His brain-teasing plays ranged across Shakespeare, science, philosophy and the historic tragedies of the 20th century. Five of them won Tony Awards for best play: «Rosencrantz and Guildenstern Are Dead» in 1968; «Travesties» in 1976; «The Real Thing» in 1984; «The Coast of Utopia» in 2007; and «Leopoldstadt» in 2023.
Stoppard biographer Hermione Lee said the secret of his plays was their «mixture of language, knowledge and feeling. . It’s those three things in gear together which make him so remarkable.»
The writer was born Tomás Sträussler in 1937 to a Jewish family in Zlín in what was then Czechoslovakia, now the Czech Republic. His father was a doctor for the Bata shoe company, and when Nazi Germany invaded in 1939 the family fled to Singapore, where Bata had a factory.
In late 1941, as Japanese forces closed in on the city, Tomas, his brother and their mother fled again, this time to India. His father stayed behind and later died when his ship was attacked as he tried to leave Singapore.
In 1946 his mother married an English officer, Kenneth Stoppard, and the family moved to threadbare postwar Britain. The 8-year-old Tom «put on Englishness like a coat», he later said, growing up to be a quintessential Englishman who loved cricket and Shakespeare.
He did not go to university but began his career, aged 17, as a journalist on newspapers in Bristol, southwest England, and then as a theater critic for Scene magazine in London.

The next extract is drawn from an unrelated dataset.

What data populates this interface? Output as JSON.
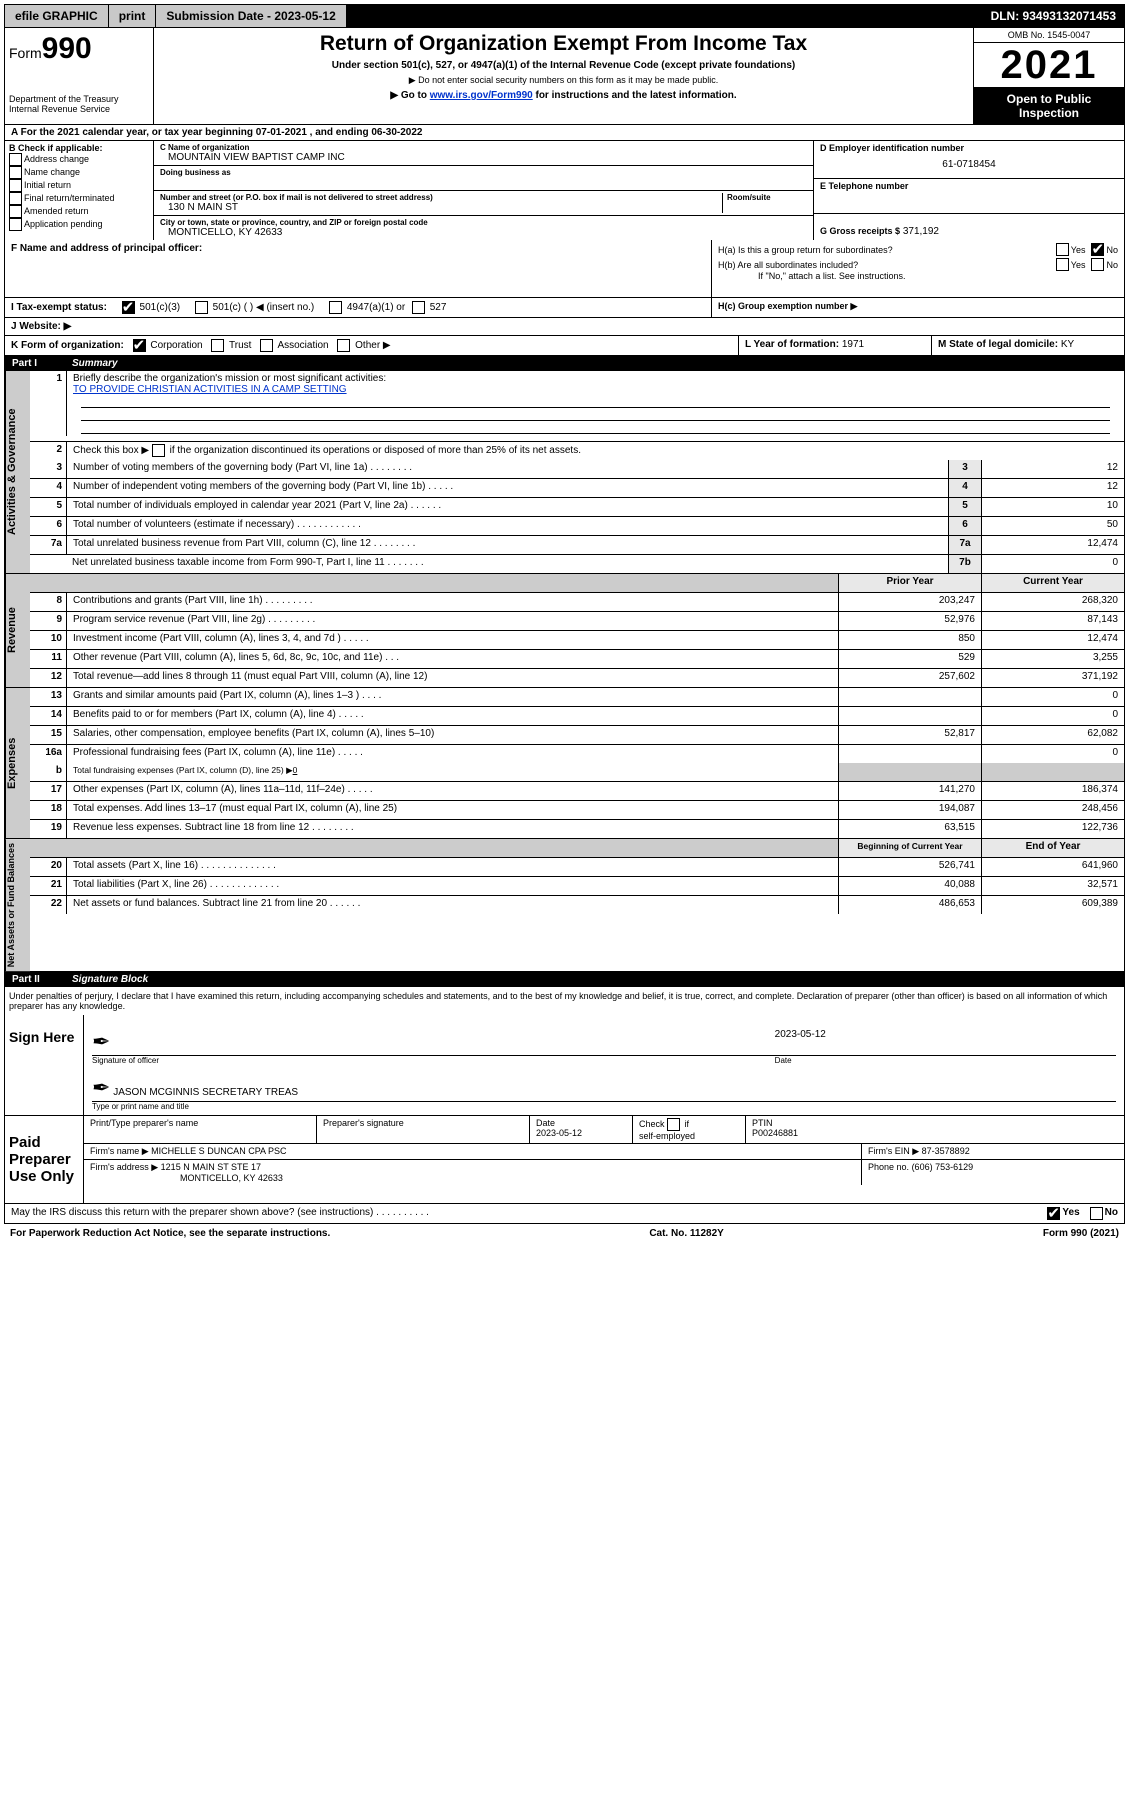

He wrote plays for radio and television including «A Walk on the Water», televised in 1963, and made his stage breakthrough with «Rosencrantz and Guildenstern Are Dead», which reimagined Shakespeare’s «Hamlet» from the viewpoint of two hapless minor characters. A mix of tragedy and absurdist humor, it premiered at the Edinburgh Fringe Festival in 1966 and was staged at Britain’s National Theatre, then run by Laurence Olivier, before moving to Broadway.